Cayman Islands Geography

By | October 27, 2021

The three Cayman Islands, Grand Cayman, Little Cayman and Cayman Brac are located below Cuba and belong to an underground limestone mountain range protected by coral reefs Cuba extends to the Gulf of Honduras.

According to COLLEGETOPPICKS.COM, the Cayman Islands are a paradise for divers. Comparably beautiful Coral reef does not exist in the whole of the Caribbean. Especially at Seven Mile Beach on Grand Cayman you can reach the diving grounds after about 200 meters. But sport fishermen also get their money’s worth on the Cayman Islands. A unique biodiversity and the constant wandering of the schools of fish make every angler’s heart beat faster. Whether tuna, swordfish or fanfish – rare species can be pulled out of the water here.

The capital, George Town, is the cultural and economic center of the archipelago with 31,000 residents. Sights here include the bell tower, the Cayman Maritime and Treasure Museum and the Mc Kees Museum, which has numerous treasures from the shipwrecks of the 16th century.

The Cayman Islands used to be an exporter of turtles and clams. Because turtles were placed under nature protection, this economic branch collapsed almost completely. But the Cayman Islands were able to save themselves from this economic crisis. Especially the capital George Town as one of the largest financial centers worldwide. This is due to the fact that most of the large banks have set up branches here or are active here. Due to the far-reaching tax exemption, the Cayman Islands are also known as a tax haven and are particularly known as a so-called numbered account country. Most of the people who invest their money here never see the islands. In response to international pressure, the Cayman Islands government had to conclude financial policy agreements with various countries. This is to eradicate the bad reputation as a tax haven.

Cayman Islands – key data

Area: 264 km²

Population: 51,384 (July 2011, CIA). Mixed ancestors 40%, whites 20%, blacks 20%, expatriates of different ethnic groups 20%.

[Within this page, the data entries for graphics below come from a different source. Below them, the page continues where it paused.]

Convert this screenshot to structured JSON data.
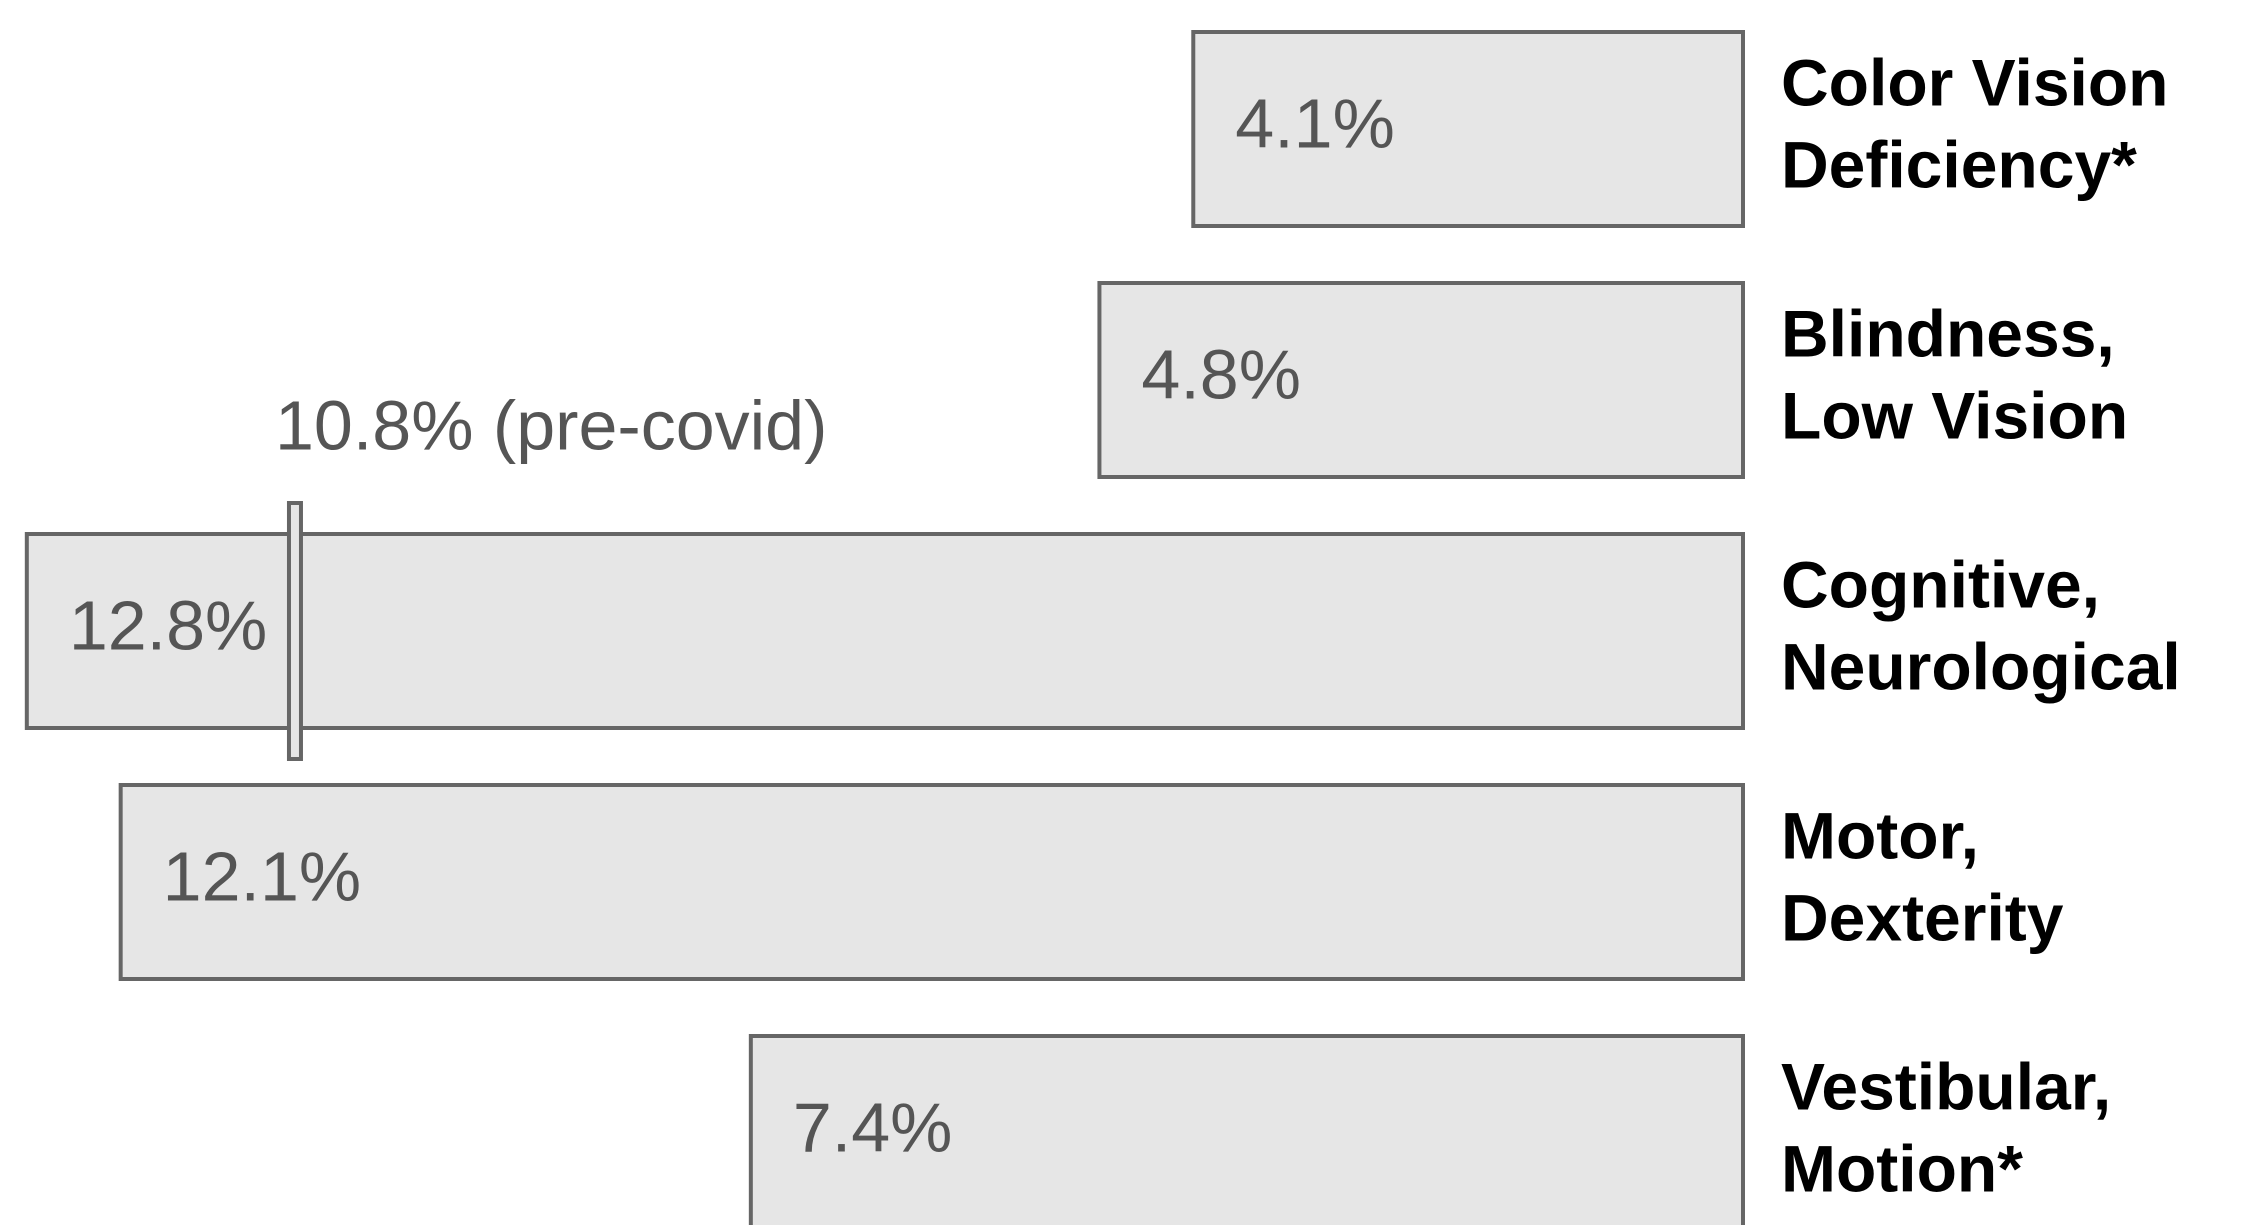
{
  "chart_data": {
    "type": "bar",
    "orientation": "horizontal",
    "x_reversed": true,
    "categories": [
      [
        "Color Vision",
        "Deficiency*"
      ],
      [
        "Blindness,",
        "Low Vision"
      ],
      [
        "Cognitive,",
        "Neurological"
      ],
      [
        "Motor,",
        "Dexterity"
      ],
      [
        "Vestibular,",
        "Motion*"
      ]
    ],
    "values": [
      4.1,
      4.8,
      12.8,
      12.1,
      7.4
    ],
    "value_labels": [
      "4.1%",
      "4.8%",
      "12.8%",
      "12.1%",
      "7.4%"
    ],
    "color": "#e6e6e6",
    "edge_color": "#666666",
    "xlim": [
      0,
      13
    ],
    "annotations": [
      {
        "text": "10.8% (pre-covid)",
        "value": 10.8
      }
    ]
  }
}
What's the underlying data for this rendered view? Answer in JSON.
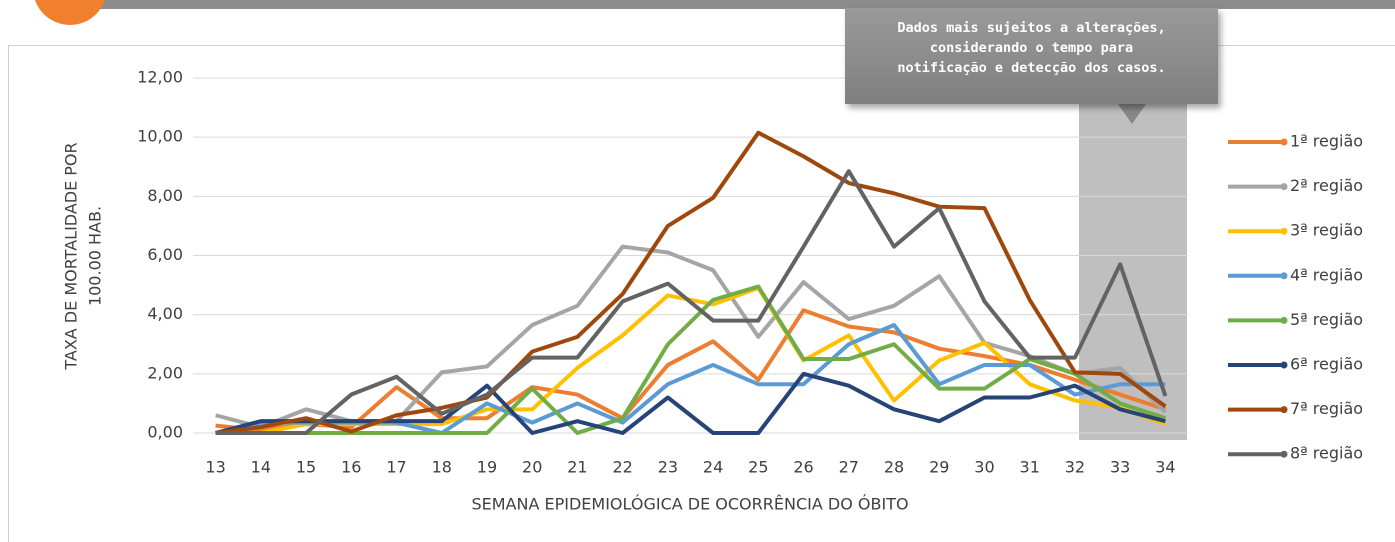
{
  "chart_data": {
    "type": "line",
    "y_label": [
      "TAXA DE MORTALIDADE POR",
      "100.00 HAB."
    ],
    "x_label": "SEMANA EPIDEMIOLÓGICA DE OCORRÊNCIA DO ÓBITO",
    "annotation": [
      "Dados mais sujeitos a alterações,",
      "considerando o tempo para",
      "notificação e detecção dos casos."
    ],
    "categories": [
      "13",
      "14",
      "15",
      "16",
      "17",
      "18",
      "19",
      "20",
      "21",
      "22",
      "23",
      "24",
      "25",
      "26",
      "27",
      "28",
      "29",
      "30",
      "31",
      "32",
      "33",
      "34"
    ],
    "ylim": [
      0,
      12
    ],
    "yticks": [
      {
        "value": 0,
        "label": "0,00"
      },
      {
        "value": 2,
        "label": "2,00"
      },
      {
        "value": 4,
        "label": "4,00"
      },
      {
        "value": 6,
        "label": "6,00"
      },
      {
        "value": 8,
        "label": "8,00"
      },
      {
        "value": 10,
        "label": "10,00"
      },
      {
        "value": 12,
        "label": "12,00"
      }
    ],
    "grid": true,
    "legend": "right",
    "series": [
      {
        "name": "1ª região",
        "color": "#ED7D31",
        "values": [
          0.25,
          0.1,
          0.3,
          0.2,
          1.55,
          0.5,
          0.5,
          1.55,
          1.3,
          0.5,
          2.3,
          3.1,
          1.8,
          4.15,
          3.6,
          3.4,
          2.85,
          2.6,
          2.3,
          1.8,
          1.3,
          0.8
        ]
      },
      {
        "name": "2ª região",
        "color": "#A5A5A5",
        "values": [
          0.6,
          0.2,
          0.8,
          0.4,
          0.4,
          2.05,
          2.25,
          3.65,
          4.3,
          6.3,
          6.1,
          5.5,
          3.25,
          5.1,
          3.85,
          4.3,
          5.3,
          3.05,
          2.6,
          2.0,
          2.2,
          0.7
        ]
      },
      {
        "name": "3ª região",
        "color": "#FFC000",
        "values": [
          0,
          0,
          0.3,
          0.3,
          0.3,
          0.3,
          0.8,
          0.8,
          2.2,
          3.3,
          4.65,
          4.35,
          4.9,
          2.45,
          3.3,
          1.1,
          2.45,
          3.05,
          1.65,
          1.1,
          0.85,
          0.3
        ]
      },
      {
        "name": "4ª região",
        "color": "#5B9BD5",
        "values": [
          0,
          0.35,
          0.35,
          0.35,
          0.35,
          0,
          1.0,
          0.35,
          1.0,
          0.35,
          1.65,
          2.3,
          1.65,
          1.65,
          3.0,
          3.65,
          1.65,
          2.3,
          2.3,
          1.3,
          1.65,
          1.65
        ]
      },
      {
        "name": "5ª região",
        "color": "#70AD47",
        "values": [
          0,
          0,
          0,
          0,
          0,
          0,
          0,
          1.5,
          0,
          0.5,
          3.0,
          4.5,
          4.95,
          2.5,
          2.5,
          3.0,
          1.5,
          1.5,
          2.5,
          2.0,
          1.0,
          0.5
        ]
      },
      {
        "name": "6ª região",
        "color": "#264478",
        "values": [
          0,
          0.4,
          0.4,
          0.4,
          0.4,
          0.4,
          1.6,
          0,
          0.4,
          0,
          1.2,
          0,
          0,
          2.0,
          1.6,
          0.8,
          0.4,
          1.2,
          1.2,
          1.6,
          0.8,
          0.4
        ]
      },
      {
        "name": "7ª região",
        "color": "#9E480E",
        "values": [
          0,
          0.2,
          0.5,
          0.05,
          0.6,
          0.85,
          1.2,
          2.75,
          3.25,
          4.7,
          7.0,
          7.95,
          10.15,
          9.35,
          8.45,
          8.1,
          7.65,
          7.6,
          4.5,
          2.05,
          2.0,
          0.9
        ]
      },
      {
        "name": "8ª região",
        "color": "#636363",
        "values": [
          0,
          0,
          0,
          1.3,
          1.9,
          0.65,
          1.3,
          2.55,
          2.55,
          4.45,
          5.05,
          3.8,
          3.8,
          6.3,
          8.85,
          6.3,
          7.6,
          4.45,
          2.55,
          2.55,
          5.7,
          1.25
        ]
      }
    ]
  }
}
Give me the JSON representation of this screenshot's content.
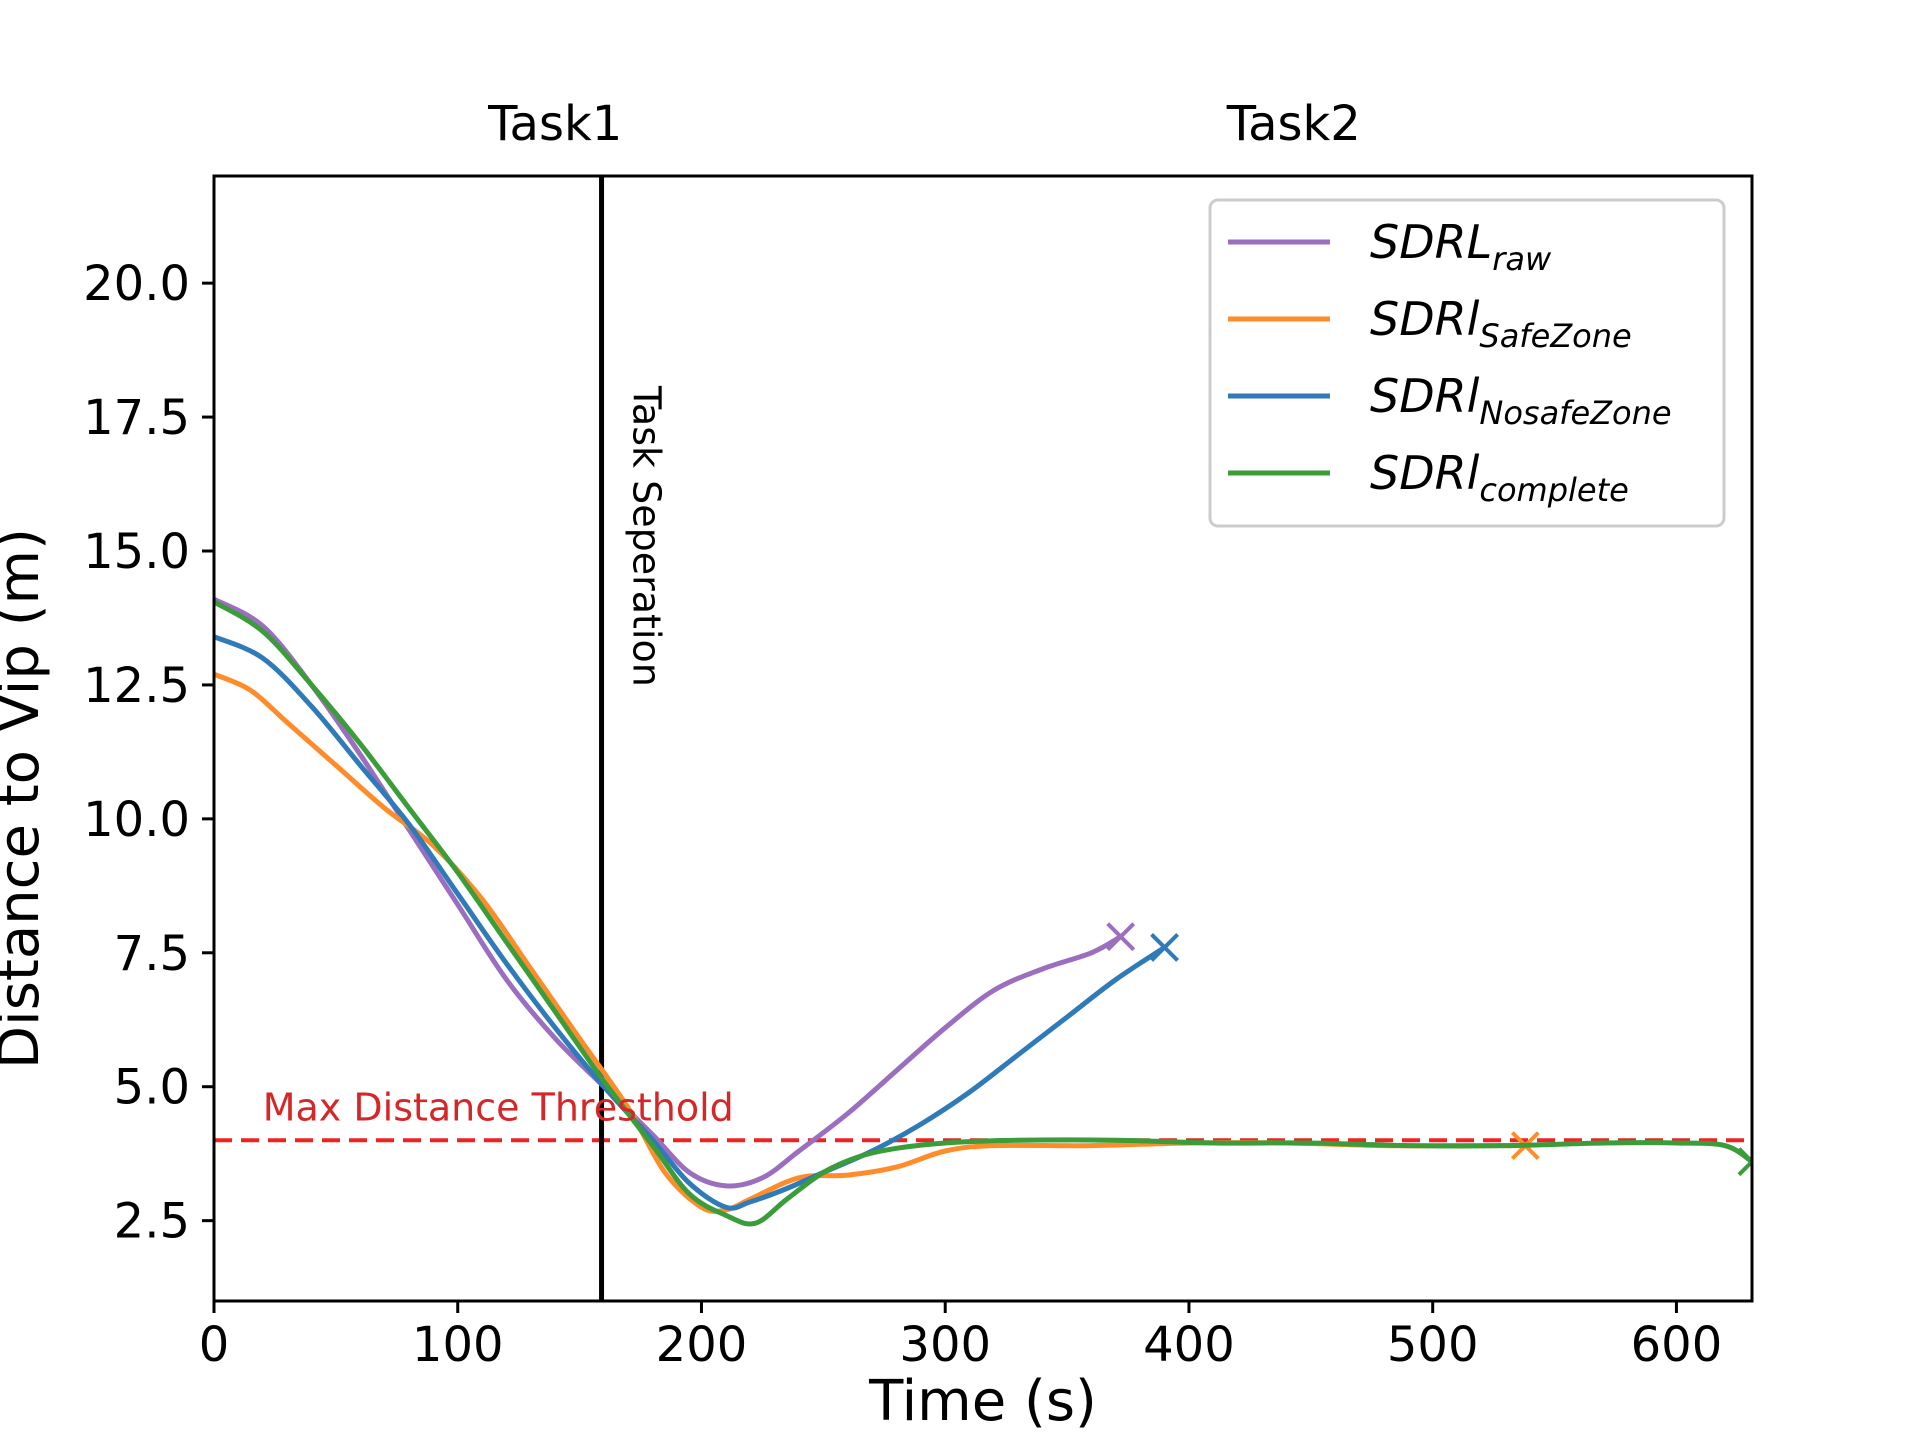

Population density: 195 residents per km²

Population growth: 2.287% per year (2011, CIA)

Capital: George Town on Grand Cayman (30,570 residents, 2006)

Highest point: The Bluff (Cayman Brac), 43 m

Lowest point: Caribbean, 0 m

Form of government: The Cayman Islands have been one since 1962BritishCrown colony with internal self-administration. The constitution dates from 1959, the last amendment was made in 1994. The Legislative Council consists of 18 members, 15 of which are elected by direct election.

The British governor is responsible for security, foreign and defense policy. he is also the chairman of the executive council, which has seven members (three appointed by the governor and four members of the legislative council, who are chosen by the governor).

Head of Government: Prime Minister Alden McNee McLaughlin, Jr., since May 29, 2013

Head of State: British Queen Elizabeth II, represented by Governor Duncan Taylor since January 15, 2010

Language: The official language on the Cayman Islands is English. Also is patois spoken often, as well as Cuban and Central American Spanish dialects.

Religion: Mainly United Church (including Presbyterians and Congregational Church). In addition, Anglicans, Baptists, Church of God and other Protestant churches and Catholics.

Local time: CET -6 h. There is no change between summer and winter time on the Cayman Islands. The time difference to Central Europe is -6 h in winter and -7 h in summer.

International phone code: +1 (345)


Mains voltage: 110 V, 60 Hz. Since American flat plugs are often used, adapters are required.

Cayman Islands – Geography

The Cayman Islands are a British overseas territory, the territory of which is formed by three islands in the Caribbean Sea: Grand Cayman, Cayman Brac and Little Cayman. The Cayman Islands are 240 km south of Cuba and 268 km northwest of Jamaica and are located between Cuba and Central America. The geographic coordinates are 19 ° 30 north and 80 ° 30 west.

The Cayman Islands have an area of ​​262 square kilometers (7 square kilometers more than Saint Kitts and Nevis), the coastline is 160 km long and claims a 12 nautical mile zone, which is said to be part of the territory, as well as an exclusive 200 nautical miles fishing zone.

The islands represent the peaks of a mountain range lying under the sea, which runs from Cuba to the Gulf of Honduras. The eastern and western coast is protected by coral reefs.

The highest point is The Bluff, a 43 m high limestone cliff at the eastern end of eastern Cayman Brac.

The surface is characterized by mostly low-lying limestone, which is surrounded by coral reefs.

A major environmental problem is the lack of fresh water. The drinking water supply must be secured by collecting rainwater and seawater desalination.

Natural resources contain on the one hand fish stocks, on the other hand a climate and beaches which make tourism (the largest industry of the islands) possible. In 2005 it was estimated that only 3.85% of the surface of the Cayman Islands was used for agriculture. The tropical cyclones that can occur during the Atlantic hurricane season from July to November are a major natural hazard.